本当は空腹だけれど、前回のファミレスでの会話を思い出すと、ミドリと仲良く食事をする気にはなれなかった。
 ミドリは、店員にポテトフライを追加注文してメニューを閉じた。
 食事が運ばれて来ると、ミドリは私の前にポテトフライを置いた。

「え?」

 戸惑いながらミドリを見る。

「自分だけだと、食べ辛いから」

 ミドリはサラリと言い、スパゲティをフォークに巻き付けた。その様子を見ながら、私もポテトフライに手を伸ばす。

「……いただきます」

 適度に塩の効いたそれは、想像以上に美味しかった。

「それで……話って何?」

 二つ目を口に運びながら問いかけると、ミドリはフォークを動かす手を止めて私を見た。
 浮かない表情。
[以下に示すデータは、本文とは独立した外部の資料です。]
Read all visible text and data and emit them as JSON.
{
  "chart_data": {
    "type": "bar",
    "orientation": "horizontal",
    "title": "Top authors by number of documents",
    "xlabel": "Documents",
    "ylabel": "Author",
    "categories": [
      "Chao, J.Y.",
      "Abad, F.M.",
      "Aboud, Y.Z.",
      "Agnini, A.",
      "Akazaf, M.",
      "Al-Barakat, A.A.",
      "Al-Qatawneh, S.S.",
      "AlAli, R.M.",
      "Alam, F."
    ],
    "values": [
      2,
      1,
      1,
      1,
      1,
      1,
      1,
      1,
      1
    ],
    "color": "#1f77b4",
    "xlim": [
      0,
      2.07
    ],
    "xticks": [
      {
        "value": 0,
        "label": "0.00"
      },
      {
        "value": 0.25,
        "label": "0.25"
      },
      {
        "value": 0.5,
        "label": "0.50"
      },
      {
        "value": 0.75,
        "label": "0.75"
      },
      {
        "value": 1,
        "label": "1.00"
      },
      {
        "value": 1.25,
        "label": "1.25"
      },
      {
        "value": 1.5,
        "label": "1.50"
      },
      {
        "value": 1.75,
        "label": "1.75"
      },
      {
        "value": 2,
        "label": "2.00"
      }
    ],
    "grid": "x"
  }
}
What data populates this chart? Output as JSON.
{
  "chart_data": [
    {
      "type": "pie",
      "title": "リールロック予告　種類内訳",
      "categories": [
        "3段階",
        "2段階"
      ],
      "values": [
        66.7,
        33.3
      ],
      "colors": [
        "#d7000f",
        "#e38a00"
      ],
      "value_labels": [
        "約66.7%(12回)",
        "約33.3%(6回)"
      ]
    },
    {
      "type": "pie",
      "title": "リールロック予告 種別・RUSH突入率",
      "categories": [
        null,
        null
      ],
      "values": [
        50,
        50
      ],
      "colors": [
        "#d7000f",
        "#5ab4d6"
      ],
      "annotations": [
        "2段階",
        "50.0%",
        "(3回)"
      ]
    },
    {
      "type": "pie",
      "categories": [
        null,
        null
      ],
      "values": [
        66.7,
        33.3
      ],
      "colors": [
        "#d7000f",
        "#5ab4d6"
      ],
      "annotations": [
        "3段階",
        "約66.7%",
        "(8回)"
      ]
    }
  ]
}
良くない話なのかもしれない。

「近い内に兄の居場所が分かりそうなんだ……だから、一緒に居るだろう雪香も見つかると思う」

 私は驚き大きく息をのんだ。

「どうしてお兄さんの居場所が分かるの? 連絡が来たの?」

 ミドリのお兄さんには子供も居るから、家を出たもののやはり心配になって連絡して来たのだろうか。

「いや、兄からは何の連絡も無い」
「それならどうして居場所が分かるの?」

 本人からの連絡無しで今更見つかるとは思えない。
 雪香の行方だって、義父が調査会社まで使って探しているけれど、未だ手がかりも掴めて無いようだし。

「……警察が兄を探し始めたんだ」
「え?」

 私は困惑してミドリを見た。
 どうして警察が動くのだろう。雪香が消えた時義父が警察に相談したけれど、積極的に探してくれる様子では無かったそうだ。
 本人の意志で居なくなった可能性が高い場合、警察はなかなか動かない。
 大人の男であるミドリの兄は、更に探して貰える可能性は低いのに。

 怪訝な顔をする私に、ミドリは憂鬱そうに息を吐いてから話を続けた。

「兄が会社の資産を横領していたと発覚した……それで警察が動く」
「……横領?!」

 ミドリの言葉は衝撃的だった。だって、二人は、不倫をして逃げたと思っていたのに、まさか、犯罪と関わっていたなんて……。

「驚いただろ? 家も今大騒ぎだ」

 良く見るとミドリの顔色は悪く、目の周りにはクマが出来ていた。
 かなり疲れているように見える。

「……お兄さんはどうして横領を?」

 お兄さんさんの事は何も知らないけれど、身内のミドリと秋穂をみる限りお金に困っているようには思えなかった。むしろ裕福な家だろうと。